Hal tersebut sontak mendapat berbagai macam kritikan keras dari para masyarakat. Seperti yang dilakukan oleh pria dalam video akun TikTok @rianfahardhi, ia seolah mengecam cara para calon mahasiswa yang mengambil jalan curang tersebut.
"Bikin malu, puluhan mahasiswa titipan pejabat dan politikus di Unila terbongkar. Masuknya nyogok berkedok infaq ini memang sudah rahasia umum di pendidikan kita. Mengambil jalan curang dengan memotong rezeki orang," kata Rian Fahardhi.
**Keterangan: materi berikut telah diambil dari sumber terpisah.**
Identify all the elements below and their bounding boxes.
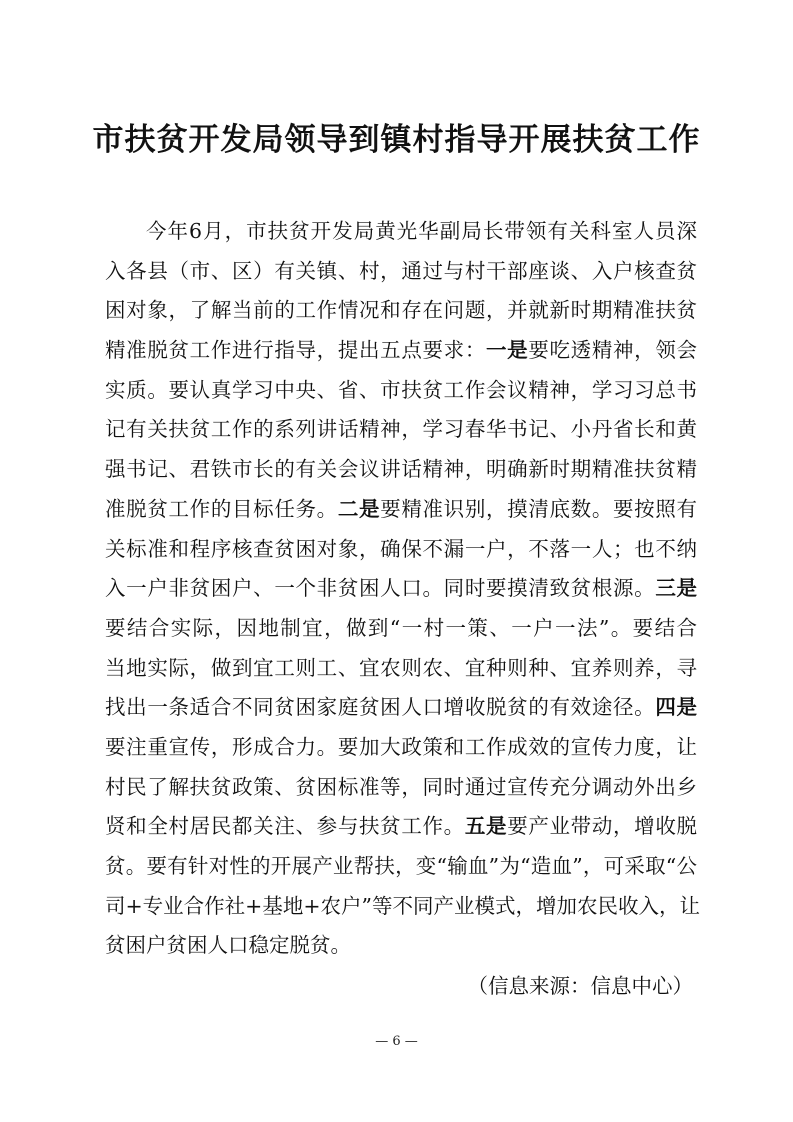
body-text: 贫。要有针对性的开展产业帮扶，变“输血”为“造血”，可采取“公 [105,854,697,878]
body-text: 要产业带动，增收脱 [507,814,698,839]
body-text: 司+专业合作社+基地+农户”等不同产业模式，增加农民收入，让 [105,893,701,918]
text-line [105,807,697,847]
text-line [105,887,701,927]
emphasis-text: 四是 [655,695,698,720]
text-line [105,212,697,252]
emphasis-text: 三是 [655,576,698,601]
text-line [105,450,697,490]
body-text: 记有关扶贫工作的系列讲话精神，学习春华书记、小丹省长和黄 [105,417,697,442]
text-line [105,490,697,530]
body-text: 今年6月，市扶贫开发局黄光华副局长带领有关科室人员深 [146,219,697,243]
body-text: 要吃透精神，领会 [528,338,698,363]
body-text: 关标准和程序核查贫困对象，确保不漏一户，不落一人；也不纳 [105,536,697,561]
body-text: 入各县（市、区）有关镇、村，通过与村干部座谈、入户核查贫 [105,258,697,283]
text-line [105,371,697,411]
text-line [105,291,697,331]
emphasis-text: 二是 [337,496,381,521]
emphasis-text: 五是 [464,814,508,839]
text-line [105,609,697,649]
body-text: 贫困户贫困人口稳定脱贫。 [105,933,351,958]
body-text: 贤和全村居民都关注、参与扶贫工作。 [105,814,465,839]
body-text: 村民了解扶贫政策、贫困标准等，同时通过宣传充分调动外出乡 [105,774,697,799]
body-text: 精准脱贫工作进行指导，提出五点要求： [105,338,486,363]
text-line [105,688,697,728]
text-line [105,649,697,689]
emphasis-text: 一是 [486,338,529,363]
body-text: 当地实际，做到宜工则工、宜农则农、宜种则种、宜养则养，寻 [105,655,697,680]
text-line [105,847,697,887]
body-text: 要结合实际，因地制宜，做到“一村一策、一户一法”。要结合 [105,615,697,640]
body-text: 入一户非贫困户、一个非贫困人口。同时要摸清致贫根源。 [105,576,656,601]
body-text: 要精准识别，摸清底数。要按照有 [380,496,698,521]
text-line [105,768,697,808]
text-line [105,331,697,371]
body-text: 要注重宣传，形成合力。要加大政策和工作成效的宣传力度，让 [105,734,697,759]
text-line [105,530,697,570]
body-text: 准脱贫工作的目标任务。 [105,496,338,521]
body-text: 困对象，了解当前的工作情况和存在问题，并就新时期精准扶贫 [105,298,697,323]
body-paragraph [105,212,701,966]
body-text: 找出一条适合不同贫困家庭贫困人口增收脱贫的有效途径。 [105,695,656,720]
document-title: 市扶贫开发局领导到镇村指导开展扶贫工作 [92,122,701,158]
page-number: — 6 — [375,1034,418,1049]
text-line [105,410,697,450]
text-line [105,252,697,292]
body-text: 强书记、君铁市长的有关会议讲话精神，明确新时期精准扶贫精 [105,457,697,482]
text-line [105,569,697,609]
text-line [105,728,697,768]
body-text: 实质。要认真学习中央、省、市扶贫工作会议精神，学习习总书 [105,377,697,402]
text-line [105,926,697,966]
source-note: （信息来源：信息中心） [467,974,693,998]
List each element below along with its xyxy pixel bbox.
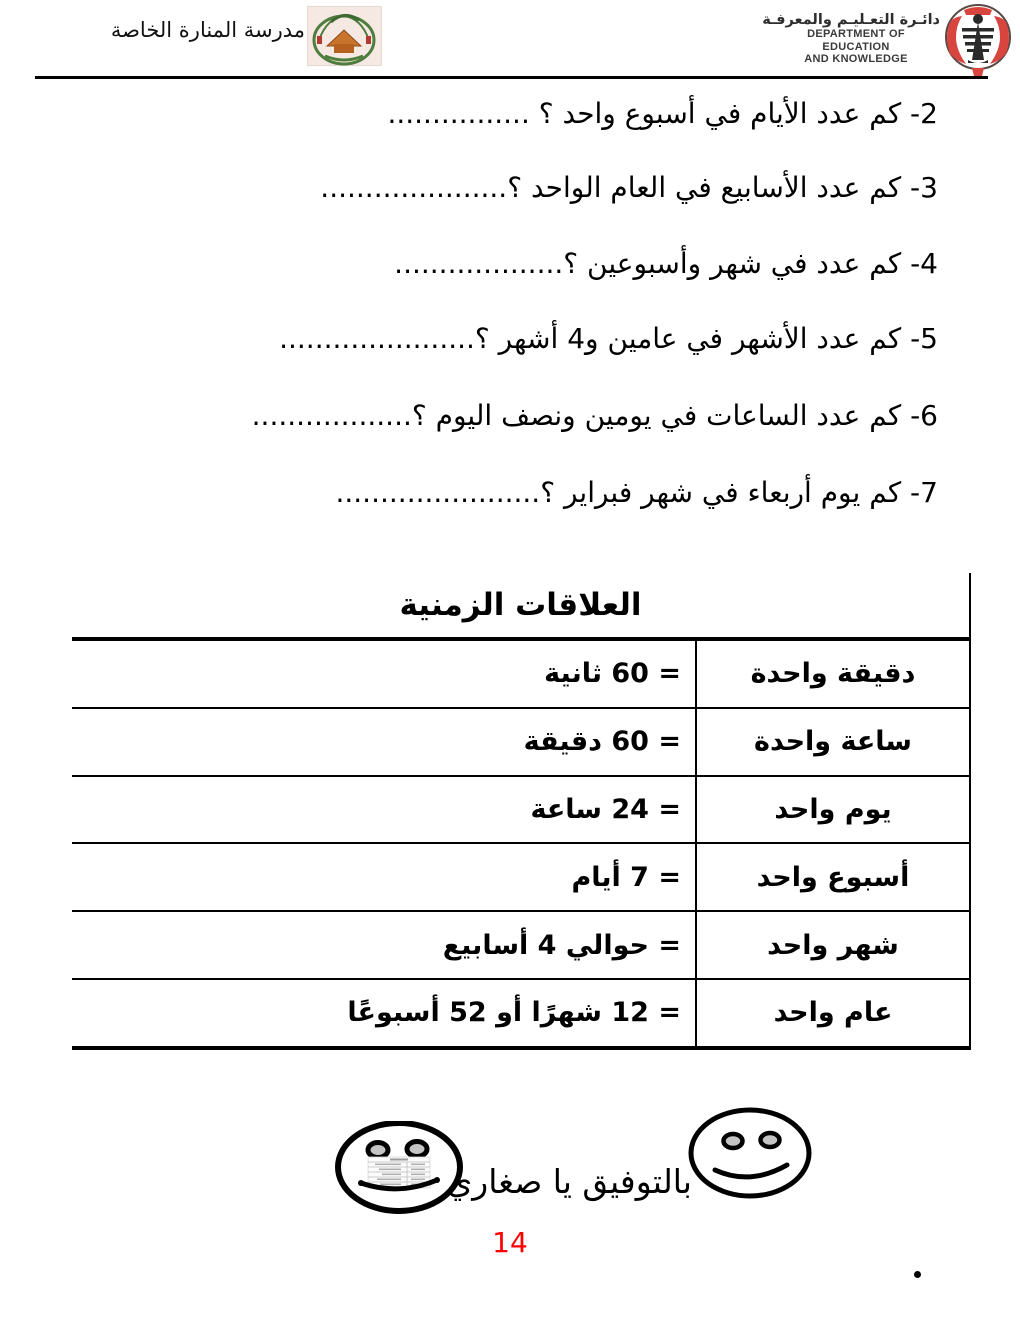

"Yang dibenahi bukan cuma nama kampusnya tapi keegoisan orang tuanya. Ibarat penampakan puncak gunung es di atas permukaan air yang sebenarnya merupakan bagian kecil. Puluhan nama tersebut adalah sebagian kecil dari ratusan, ribuan atau bahkan jutaan kasus menitip," imbuhnya.
Dalam video tersebut, pria itu tak hanya menyinggung mengenai cara curang diterima dalam sebuah kampus ternama. Bahkan cara tersebut juga kerap digunakan seseorang untuk bisa mendapatkan pekerjaan.
"Karena budaya menitip ini tidak hanya terjadi di dunia perkuliahan bahkan di mulai dari dunia putih biru dan dunia putih abu-abu juga berlanjut hingga di dunia pekerjaan," ungkapnya.
"Coba bayangkan betapa tidak adilnya ketika terjadi kasus penitipan di mana nama yang seharusnya lulus karena kemampuan yang mumpuni harus bergeser keluar dari daftar kelulusan hanya karena adanya nama yang menjadi titipan. Dan yang lebih parahnya jika nama titipan tersebut sama sekali tidak memiliki kemampuan yang mumpuni," sambungnya kembali.
Ia juga mengaku miris ketika ada seseorang yang berusaha dengan gigih bisa masuk ke kampus ternama namun nyatanya beberapa oknum yang menggunakan cara curang dan dengan mudahnya menyingkirkan nama seseorang.
"Dengan terkuaknya kasus rektor Unila ini seharusnya menjadi pemantik bagi pihak yang berwajib untuk mengusut, membongkar dan membenahi seluruh instansi yang menjadikan menitip sebagai budaya yang terus dilestarikan. Solusinya ya dengan membudayakan meritokrasi, jangan mimpi generasi emas di 2045 kalau permasalahan sistemik ini tidak segera diatasi," pungkasnya kembali.
Melihat unggahan itu, sontak mengundang para netizen untuk ikut memberikan berbagai komentarnya tentang kasus tersebut.
"kunci kesuksesan adalah orang dalam sudah terbukti," cuit @C****50.
"zaman dimana pekerjaan lebih mudah dengan uang," imbuh @G****et.
"bukanya cuma unila kayaknya coba deh di selidiki tiap unversitas pas ada mahasiswa titipan, tapi kayaknya ga bakal ada yg berani meriksa," timpal @f****l.
"titipan kapolda (emoji tertawa) juga banyak," ungkap @D****da. "rahasia umum," kata akun @I****Ku.